When is the bird nesting season?
The ‘Bird Nesting Season’ is officially from February until August (Natural England) and it is recommended that vegetation works (tree or hedge cutting) or site clearance should be done outside of the nesting season. However, in reality the nesting period may start before this and extend beyond it, in some cases. The busiest time for nesting birds is from 1st March until 31st July and of course varies according to species, etc.
Responsibilities of Tree Work Contractors:
As contractors we must aim to avoid impact to nesting birds and infringement of the Wildlife and Countryside Act 1981 and breaching the European Habitats Directive 1992/Nesting Birds Directive.
When tree or vegetation clearance work has to be undertaken during the nesting season, a pre works survey needs to be carried out by a suitably competent person. As a general rule, it should be assumed that birds will be nesting in trees, and as contactors it is down to us to assess, record and confirm that any works carried out in the management of trees and other vegetation has not disturbed actively nesting birds.
Ground vegetation, and therefore ground nesting birds, can often be overlooked by tree workers so additional care and controls should be taken when access and egress to the work site may also cause disturbance or damage to a nesting site. This is also true for retained trees on site as the removal of adjacent trees or remedial works on a tree may lead to the established nest being abandoned, exposed to the elements or predation. This action is also a breach of the act and therefore could lead to prosecution.
In our experience most clients are sympathetic and if works need to be put on hold until nesting is over then this is usually accepted.
On larger scale developments the main client should be well aware of the requirements of the legislation and therefore should be more than sympathetic and support you as a contractor not to breach the legislation.
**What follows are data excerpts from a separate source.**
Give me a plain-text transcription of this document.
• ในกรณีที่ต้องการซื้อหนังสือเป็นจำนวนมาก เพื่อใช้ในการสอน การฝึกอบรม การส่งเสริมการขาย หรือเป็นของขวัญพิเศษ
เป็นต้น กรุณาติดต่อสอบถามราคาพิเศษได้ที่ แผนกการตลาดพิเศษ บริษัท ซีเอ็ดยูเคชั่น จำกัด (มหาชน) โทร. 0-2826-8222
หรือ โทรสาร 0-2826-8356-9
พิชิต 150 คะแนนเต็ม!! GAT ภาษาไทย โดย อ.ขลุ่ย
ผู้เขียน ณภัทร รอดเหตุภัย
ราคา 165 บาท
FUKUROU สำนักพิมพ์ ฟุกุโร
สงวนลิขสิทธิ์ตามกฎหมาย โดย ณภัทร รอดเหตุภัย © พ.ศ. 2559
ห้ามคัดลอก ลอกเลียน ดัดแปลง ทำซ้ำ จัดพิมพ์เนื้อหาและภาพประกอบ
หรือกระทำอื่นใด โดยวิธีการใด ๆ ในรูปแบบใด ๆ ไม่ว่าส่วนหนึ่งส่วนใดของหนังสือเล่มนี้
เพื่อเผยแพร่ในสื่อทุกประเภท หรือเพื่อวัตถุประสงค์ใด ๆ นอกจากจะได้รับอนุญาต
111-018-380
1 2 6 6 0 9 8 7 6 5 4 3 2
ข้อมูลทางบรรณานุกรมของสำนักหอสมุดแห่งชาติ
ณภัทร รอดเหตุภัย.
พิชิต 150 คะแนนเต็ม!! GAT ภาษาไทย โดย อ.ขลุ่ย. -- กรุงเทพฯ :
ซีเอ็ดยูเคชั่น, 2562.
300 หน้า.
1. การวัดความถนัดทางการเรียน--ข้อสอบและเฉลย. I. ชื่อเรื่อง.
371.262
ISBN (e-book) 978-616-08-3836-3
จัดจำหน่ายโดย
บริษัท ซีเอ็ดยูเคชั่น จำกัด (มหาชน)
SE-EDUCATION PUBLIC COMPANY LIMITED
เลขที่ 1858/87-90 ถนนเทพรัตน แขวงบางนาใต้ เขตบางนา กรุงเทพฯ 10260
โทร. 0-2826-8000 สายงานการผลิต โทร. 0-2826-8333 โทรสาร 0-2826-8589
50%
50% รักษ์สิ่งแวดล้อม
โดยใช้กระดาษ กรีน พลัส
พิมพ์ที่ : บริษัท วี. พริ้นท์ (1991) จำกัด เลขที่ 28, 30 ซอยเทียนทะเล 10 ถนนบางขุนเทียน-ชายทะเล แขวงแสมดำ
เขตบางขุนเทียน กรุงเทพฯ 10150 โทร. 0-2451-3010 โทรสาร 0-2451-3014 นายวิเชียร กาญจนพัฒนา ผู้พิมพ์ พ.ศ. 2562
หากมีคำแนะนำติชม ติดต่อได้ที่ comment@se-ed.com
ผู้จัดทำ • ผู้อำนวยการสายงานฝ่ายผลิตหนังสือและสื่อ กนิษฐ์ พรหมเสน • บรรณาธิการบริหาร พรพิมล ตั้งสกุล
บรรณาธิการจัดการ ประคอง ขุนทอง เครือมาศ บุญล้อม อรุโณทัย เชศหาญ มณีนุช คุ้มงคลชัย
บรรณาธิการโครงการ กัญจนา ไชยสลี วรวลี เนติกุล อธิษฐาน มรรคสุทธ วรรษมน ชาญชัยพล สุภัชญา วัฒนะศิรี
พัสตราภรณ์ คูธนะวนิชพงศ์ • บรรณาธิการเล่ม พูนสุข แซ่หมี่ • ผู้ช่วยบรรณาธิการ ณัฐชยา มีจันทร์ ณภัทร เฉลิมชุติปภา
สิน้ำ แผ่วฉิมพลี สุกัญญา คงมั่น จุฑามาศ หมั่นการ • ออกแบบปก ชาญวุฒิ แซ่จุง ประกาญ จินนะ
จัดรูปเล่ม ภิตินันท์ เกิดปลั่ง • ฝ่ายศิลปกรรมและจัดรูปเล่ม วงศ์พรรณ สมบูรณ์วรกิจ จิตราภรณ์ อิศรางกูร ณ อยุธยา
If this is not the case you may need to review the suitability of the client!
What should I do to make sure that Bats are not affected by tree work?
All British Bat species are protected by law and many bats roost in trees; although some bat species have adapted to living in buildings, trees still remain important throughout the year for most of the UK’s 16 species. Suitable trees are becoming fewer and further between as older and hollow trees, which provide holes to roost in and a feast of insect life (and even younger trees with suitable cavities) are removed.
Please remember to check with your arborist that they have checked the tree(s) for bats or roosts before work commences. If bats (or roosts) are thought to be present before, or during, work then works should be stopped and advice sort from Natural England or a competent ecologist to ensure you will be working within the law.
The presence of bats does not necessarily mean that tree work cannot proceed, but it does mean that the above procedures must be followed in order to ensure you are working within the law and minimise the risk of bats being killed or injured.
If you are interested in finding out more about one of the UK's rarest mammals please contact the Bat Conservation Trust.
What birds are protected?
There is often the misconception that some birds are exempt from protection i.e. feral pigeons, magpies, crows etc., but this is not the case:
All wild birds are protected under the Wildlife and Countryside Act 1981 (as amended) whilst they are actively nesting or roosting.
It is also an offence to take or destroy any wild bird eggs.
In addition, bird species listed under Schedule 1(3) of the Act receive extra protection.